BPMS Lesson Learned – Design

This blog contribution tries to summarize experiences gained when designing BPMS solution using ActiveVOS v. 6.1. and highlight key design decesions. It describes the consequences of these decisions in the context of a bigger picture (impact on production, maintainability, day-to-day routines, …).  As the overall architecture is a set of design decisions which depends on a business context and objectives you are trying to achieve there is no simple copy-paste solution applicable in every situation. Let’s make long story short and have a look at those key areas:
  • BPMS is not a web flow framework! It can be tempting to use a WS-HT interface for each interaction with a client/user. Beside the fact that you have to initiate somehow the interaction with the client ( create a human task) you are not aware of, it has a negative impact on DB space consumption. Every human task has several underlying processes consuming space  depending on a log level and persistence settings but moreover this doesn’t hold any business relevant info. In newer versions this is treated in a better way.
  • Think of your error handling strategy. Used implementation offers feature “suspend on fail” so in case of an error the process is put in suspended state and waiting for a manual interaction. The operator can replay the process. Be very careful with this feature. Overuse of this pattern leads to high database space consumption as a precondition of this feature is a full process logging and persistence enabled. More over what the operator can do with the failing process? In a “properly tested” system  this can happen due to the two main reasons: either data missing or technical reason like service is unavailable. In the first case do you really think that the operator will know your client’s  insurance number somewhere in the system? Certainly no. What about auditing in such a system, that’s another really important question. Fail over to human task seems like a reasonable solution. In the second case, implementation offers a feature called “retry policy”. Taking advantage of this feature you can achieve short-time outage immunity of the system. 

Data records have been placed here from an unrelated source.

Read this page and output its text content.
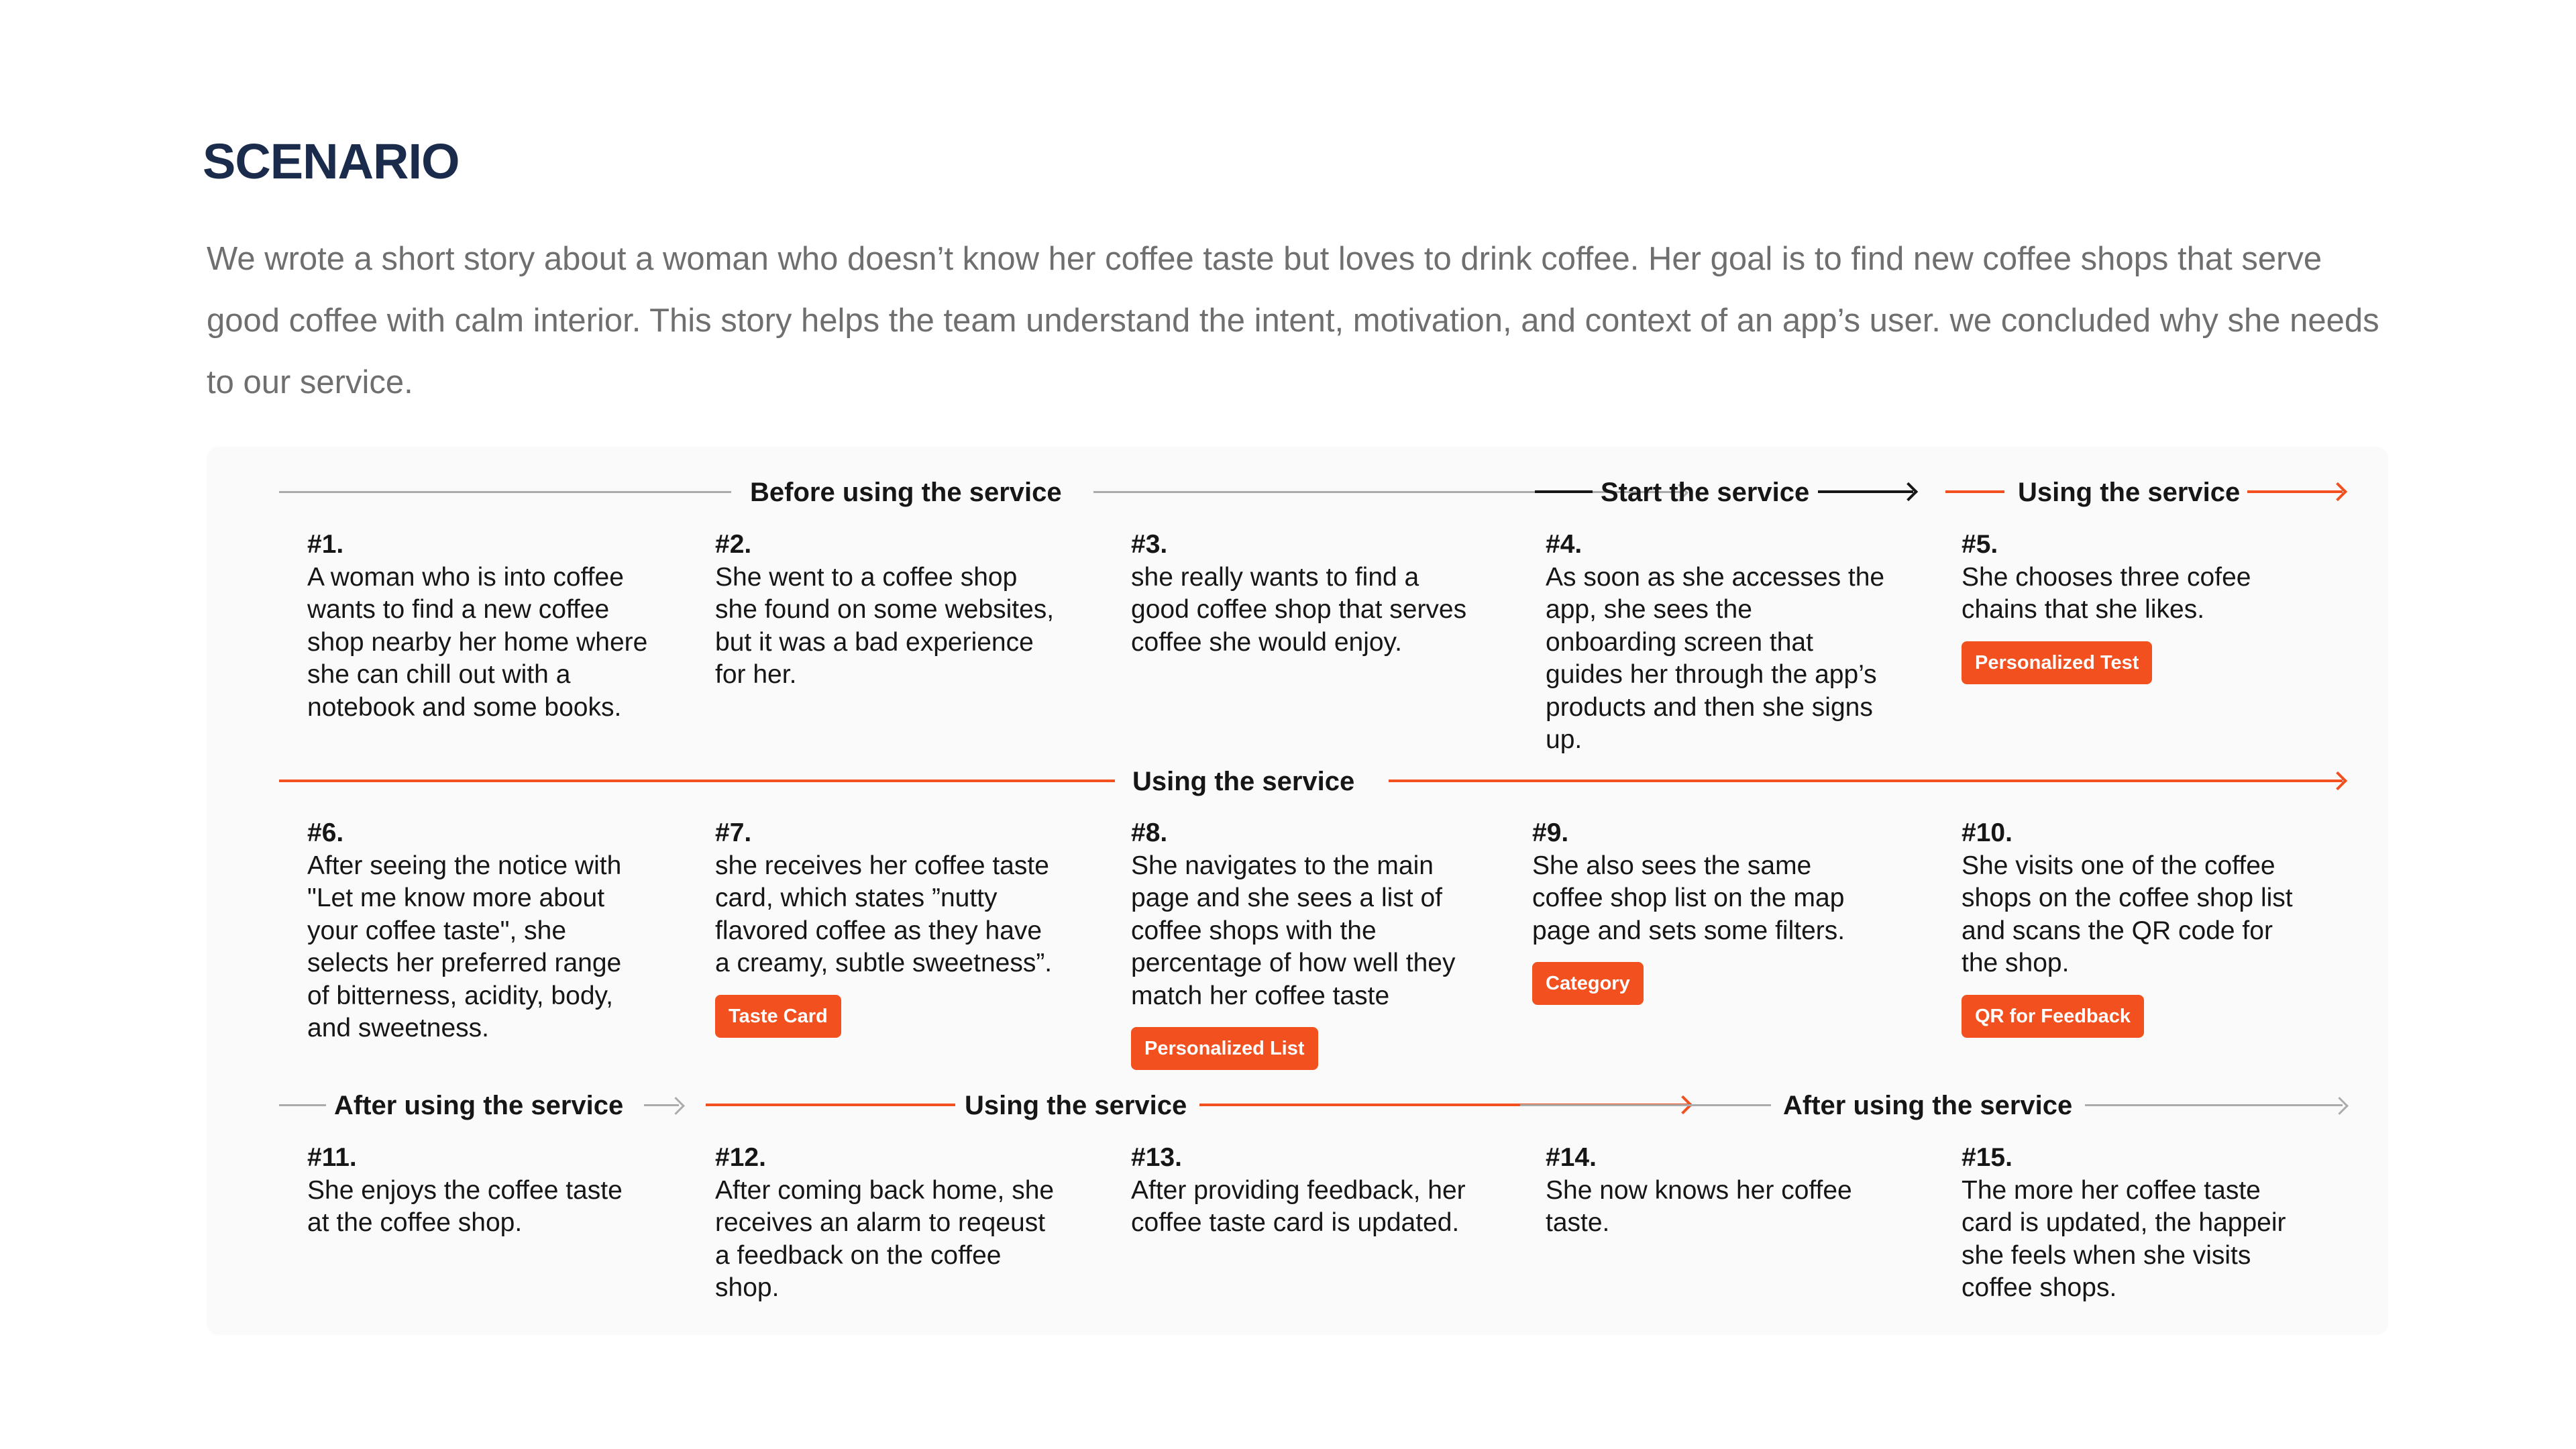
SCENARIO
We wrote a short story about a woman who doesn’t know her coffee taste but loves to drink coffee. Her goal is to find new coffee shops that serve good coffee with calm interior. This story helps the team understand the intent, motivation, and context of an app’s user. we concluded why she needs to our service.
Before using the service	Start the service	Using the service
#1.
A woman who is into coffee wants to find a new coffee shop nearby her home where she can chill out with a notebook and some books.
#2.
She went to a coffee shop she found on some websites, but it was a bad experience for her.
#3.
she really wants to find a good coffee shop that serves coffee she would enjoy.
#4.
As soon as she accesses the app, she sees the onboarding screen that guides her through the app’s products and then she signs up.
#5.
She chooses three cofee chains that she likes.
Personalized Test
Using the service
#6.
After seeing the notice with "Let me know more about your coffee taste", she selects her preferred range of bitterness, acidity, body, and sweetness.
#7.
she receives her coffee taste card, which states ”nutty flavored coffee as they have a creamy, subtle sweetness”.
Taste Card
#8.
She navigates to the main page and she sees a list of coffee shops with the percentage of how well they match her coffee taste
Personalized List
#9.
She also sees the same coffee shop list on the map page and sets some filters.
Category
#10.
She visits one of the coffee shops on the coffee shop list and scans the QR code for the shop.
QR for Feedback
After using the service	Using the service	After using the service
#11.
She enjoys the coffee taste at the coffee shop.
#12.
After coming back home, she receives an alarm to reqeust a feedback on the coffee shop.
#13.
After providing feedback, her coffee taste card is updated.
#14.
She now knows her coffee taste.
#15.
The more her coffee taste card is updated, the happeir she feels when she visits coffee shops.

  • Structure your processes to smaller blocks. Although I can understand why people tend to design long processes, experiences prove the opposite. With one long process which realizes the whole business you’ll gain  readability but you’ll lose re-usability, maintainability  and more importantly scalability of the system. Not all the processes and sub-processes have the same level of importance at least from the technical perspective and realized business as well. You can use different levels of process/sub-process logging, persistence and polices such as retry policy. All this has a positive impact on lowering the database  consumption ratio, improving stability and robustness of the system. One important thing which we shouldn’t leave aside is spatial scalability. Every sub-process is just another web service so in case we need to improve throughput of the system we are free to setup a new instance and deploy those processes there. We are absolutely free from the point of infrastructure like load balancing, clustering, …  The only thing we need to keep in mind is that created human tasks are running within “BPEL engine” (no different component). The current version of implementation wasn’t able to read human tasks from more than one “BPEL engine” .

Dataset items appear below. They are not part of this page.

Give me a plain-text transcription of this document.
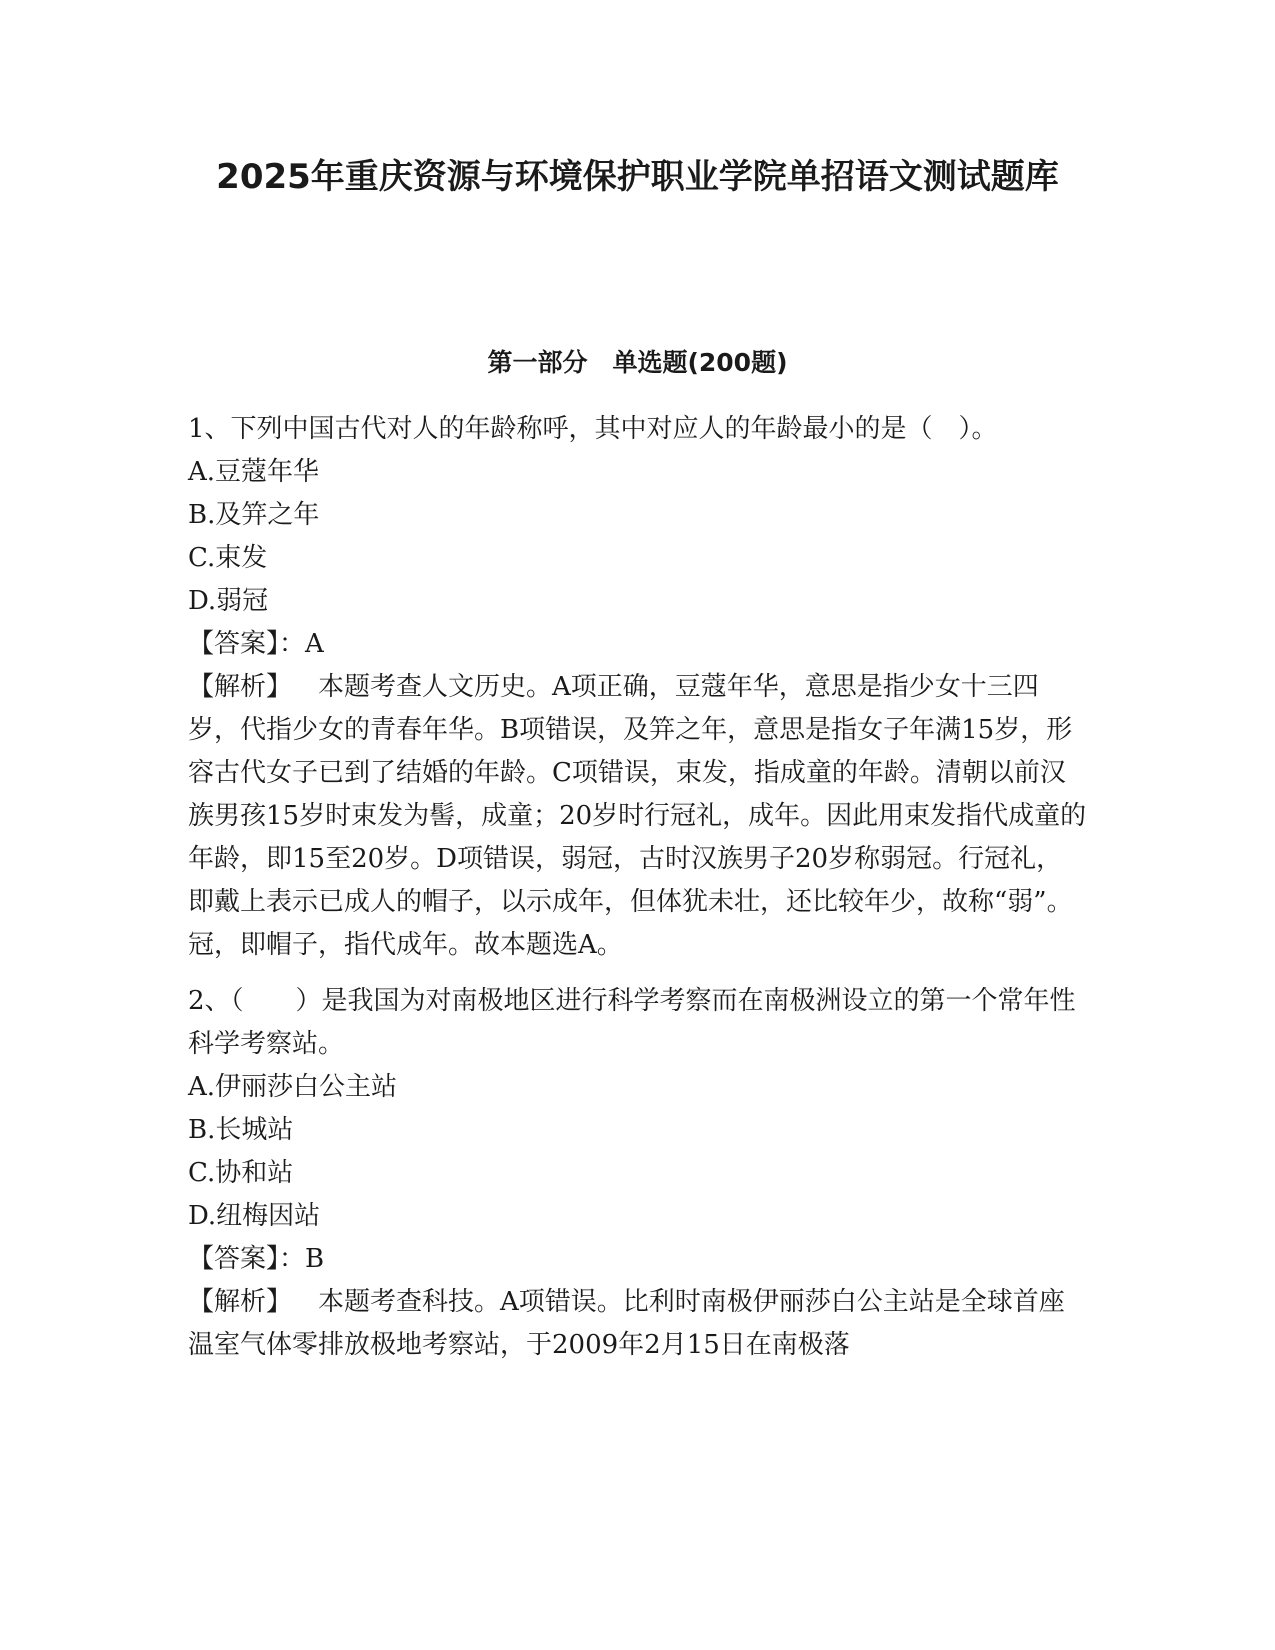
2025年重庆资源与环境保护职业学院单招语文测试题库
第一部分　单选题(200题)

1、下列中国古代对人的年龄称呼，其中对应人的年龄最小的是（　）。

A.豆蔻年华

B.及笄之年

C.束发

D.弱冠

【答案】：A

【解析】 本题考查人文历史。A项正确，豆蔻年华，意思是指少女十三四岁，代指少女的青春年华。B项错误，及笄之年，意思是指女子年满15岁，形容古代女子已到了结婚的年龄。C项错误，束发，指成童的年龄。清朝以前汉族男孩15岁时束发为髻，成童；20岁时行冠礼，成年。因此用束发指代成童的年龄，即15至20岁。D项错误，弱冠，古时汉族男子20岁称弱冠。行冠礼，即戴上表示已成人的帽子，以示成年，但体犹未壮，还比较年少，故称“弱”。冠，即帽子，指代成年。故本题选A。

2、（　　）是我国为对南极地区进行科学考察而在南极洲设立的第一个常年性科学考察站。

A.伊丽莎白公主站

B.长城站

C.协和站

D.纽梅因站

【答案】：B

【解析】 本题考查科技。A项错误。比利时南极伊丽莎白公主站是全球首座温室气体零排放极地考察站，于2009年2月15日在南极落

  • Sort your data. In every business domain there are some legal requirements such as auditing and archiving those information for a number of years. Naive approach I’ve met can be: “BPMS holds all the info”. That certainly does. But how the data are structured? Are all the data stored in BPMS relevant to business hence worth of archiving? BPMS is definitively keeping a lot of system information not relevant to business in his own internal structure. E.g. incoming messages as xml objects in variables. That means to get a specific info you would need to find that variable out and within xml object locate that specific piece of information. Moreover this information doesn’t have a time scope guaranteed. If the process doesn’t have full logging enabled then just the latest status is kept and no track of changes. The best approach is to solve this auditing requirements in advance. Store all your audit info into a separate DB schema in a well-defined readable structure. You save a significant amount of consumed DB space and you don’t have to create a “data mining” solution from the BPMS schema. No need to talk about expenses for additional disk capacity.
  • Reason over every feature used in the human task. Human tasks offer a lot of features which support interaction with users e.g. email, task escalation, task notification, etc. Especially pay attention to the task notification feature. Internal implementation is equal to a human task which simply doesn’t show up in the inbox as a new task but only as a notification. It was measured that one human task consumes roughly 1MB. Overuse of this feature can have a big impact on disk space consumed by the DB. The most dangerous thing about notifications is that underlaying system processes are in the running state until the user confirm delivery. Hence it is difficult to delete them from the console. Also associate the notification to the human task feature is missing so there is no other way to cope with the problem then a manual cancellation of the internal system process. This process can be really time-consuming when your system generates three thousand messages over the night.
  • Use “proxy back-end call pattern”. Every back-end system has his own domain model and message structure. It is really tedious and time-consuming to build messages on the BPMS side where the only tools available are Xpath, XQuery, etc. Proven by experience the better and more efficient approach is calling a “proxy method” which is responsible for building the message up, sending the message out and processing the result passed back to BPMS.